Researchers from the Swiss Federal Institute of Technology (ETHZ) and the Argonne Leadership Computing Facility (ALCF) are using supercomputers to advance the development of safer and cleaner gas turbine engines by studying the operating conditions that can lead to a potentially dangerous phenomenon called autoignition.
This phenomenon, which involves the spontaneous ignition of a combustible mixture without an external ignition source, can result in a premature combustion event, called flashback, that causes significant damage to the gas turbine. Understanding autoignition is critical to the design of turbines that operate with novel combustion strategies, such as lean premixed (LP) and lean premixed prevaporized (LPP) combustion, to provide low emissions and high thermal efficiency.
Capable of running on hydrogen and other alternative fuels, stationary gas turbines are of interest to the U.S. Department of Energy (DOE) for their ability to produce clean, fuel-efficient, and relatively low-cost energy. LP and LPP combustion regimes will help gas turbines to meet the increasingly stringent government regulations for nitrogen oxide (NOx) emissions.
In LP and LPP turbine systems, a premixing section is located upstream of the main combustion chamber to enable fuel and air to be thoroughly mixed prior to combustion. This uniform, lean fuel-air mixture, which produces lower NOx emissions when burned, is subsequently delivered to the main combustion chamber. However, under certain conditions, unwanted autoignition can occur before the mixture reaches this chamber.
“The conditions for autoignition vary for different fuels and are determined by many factors including intensity of turbulent mixing, local chemical reactivity, operating pressure, and temperature of the incoming fuel and air streams,” said Ammar Abdilgahnie, a postdoc at the ALCF. “Understanding this process is of great importance to the design of modern fuel-flexible combustion systems that operate safely and efficiently while meeting tighter environmental regulations.”
As part of an Early Science Program (ESP) project, Abdilgahnie collaborated with ETHZ researcher Christos Frouzakis to use Mira, the ALCF’s 10-petaflops supercomputer, to study the propensity of fuel-air mixtures to autoignite in a confined jet in cross-flow configuration. Specifically, the researchers simulated a hydrogen fuel jet being injected into a turbulent hot stream of air in a channel for two cross-flow stream temperatures (930 K and 950 K) and friction Reynolds numbers (180 and 590).
The researchers used the low Mach number reactive flow solver based on the Nek5000 spectral element code to perform large-scale direct numerical simulations (DNS). Developed by Argonne computational scientist Paul Fischer, Nek5000 is a highly scalable code that is used by hundreds of researchers worldwide. For this project, Fischer assisted with development of the computational mesh and boundary conditions.
In the analysis of the simulation data, the research team also employed the Chemical Explosive Mode Analysis (CEMA) technique to evaluate the local chemical time scale, providing insight into the ignitability of the hydrogen-air mixture throughout the premixing section.
“We used the ALCF’s visualization and analysis clusters to produce visualizations and animations from the massive DNS data sets that helped us unravel the complex turbulent-chemistry interaction, autoignition spot formation and propagation, and aerodynamic stabilization mechanisms of stable flames forming behind the fuel jet,” Abdilgahnie said.

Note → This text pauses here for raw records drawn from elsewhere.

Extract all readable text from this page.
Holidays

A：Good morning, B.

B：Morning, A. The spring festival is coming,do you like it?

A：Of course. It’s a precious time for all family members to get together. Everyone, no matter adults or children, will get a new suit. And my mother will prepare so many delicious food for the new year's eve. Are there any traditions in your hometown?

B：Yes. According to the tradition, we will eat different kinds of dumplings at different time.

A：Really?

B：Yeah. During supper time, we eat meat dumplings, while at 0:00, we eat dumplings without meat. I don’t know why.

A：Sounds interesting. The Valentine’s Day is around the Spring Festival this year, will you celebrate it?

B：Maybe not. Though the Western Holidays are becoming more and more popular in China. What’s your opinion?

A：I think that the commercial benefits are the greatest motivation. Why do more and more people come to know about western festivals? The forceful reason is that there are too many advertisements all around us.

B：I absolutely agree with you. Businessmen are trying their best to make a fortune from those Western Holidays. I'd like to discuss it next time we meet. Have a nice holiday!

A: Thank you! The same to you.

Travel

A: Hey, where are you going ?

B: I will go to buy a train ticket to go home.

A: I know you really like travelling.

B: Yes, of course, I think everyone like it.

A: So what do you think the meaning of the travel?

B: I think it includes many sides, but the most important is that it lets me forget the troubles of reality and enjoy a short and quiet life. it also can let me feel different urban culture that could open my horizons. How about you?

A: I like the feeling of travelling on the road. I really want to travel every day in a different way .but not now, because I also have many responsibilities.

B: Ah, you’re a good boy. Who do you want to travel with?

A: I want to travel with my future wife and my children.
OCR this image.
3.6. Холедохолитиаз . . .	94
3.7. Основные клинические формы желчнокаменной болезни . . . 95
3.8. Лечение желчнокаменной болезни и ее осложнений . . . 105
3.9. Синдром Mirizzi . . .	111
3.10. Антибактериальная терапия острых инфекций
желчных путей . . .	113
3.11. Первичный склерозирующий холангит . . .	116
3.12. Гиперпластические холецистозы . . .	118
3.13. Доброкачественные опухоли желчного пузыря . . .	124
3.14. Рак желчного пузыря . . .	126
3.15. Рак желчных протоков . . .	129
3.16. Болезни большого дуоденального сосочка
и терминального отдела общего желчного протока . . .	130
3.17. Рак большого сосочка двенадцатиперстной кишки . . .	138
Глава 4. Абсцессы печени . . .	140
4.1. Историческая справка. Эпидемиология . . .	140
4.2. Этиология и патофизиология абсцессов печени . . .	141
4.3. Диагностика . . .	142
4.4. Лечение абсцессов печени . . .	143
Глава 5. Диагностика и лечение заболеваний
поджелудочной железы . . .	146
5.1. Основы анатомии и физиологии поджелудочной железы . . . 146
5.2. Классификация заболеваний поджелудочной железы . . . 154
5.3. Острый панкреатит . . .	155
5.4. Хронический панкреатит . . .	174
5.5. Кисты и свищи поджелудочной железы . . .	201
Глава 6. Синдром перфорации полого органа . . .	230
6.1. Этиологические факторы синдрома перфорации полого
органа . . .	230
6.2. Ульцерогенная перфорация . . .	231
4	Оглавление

Their work resulted in the creation of DNS databases that shed new light on the complex turbulence-chemistry interaction leading to autoignition and stable flame formation. These databases offer a valuable guide for gas turbine engine designers, helping them to accurately estimate the depth of jet penetration, local rates of mixing, and the ignitability of mixtures at different operating conditions. The results also provide a highly accurate resource for the research community to validate and tune advanced turbulent combustion models.
With the ESP project wrapping up at the end of the year, Frouzakis will continue using Mira to study autoignition and flame propagation with an allocation through the DOE’s Innovative and Novel Computational Impact on Theory and Experiment (INCITE) program. The 2014 project will expand the scope of the work to focus on internal combustion engines as well as gas turbines.
“To advance the development of new combustion strategies, it is critical to have predictive models that accurately account for all of the relevant physics and chemistry interactions,” Frouzakis said. “With our work at the ALCF, we’re aiming to provide new data that will improve engineering models and enable novel concepts for next-generation combustion systems.”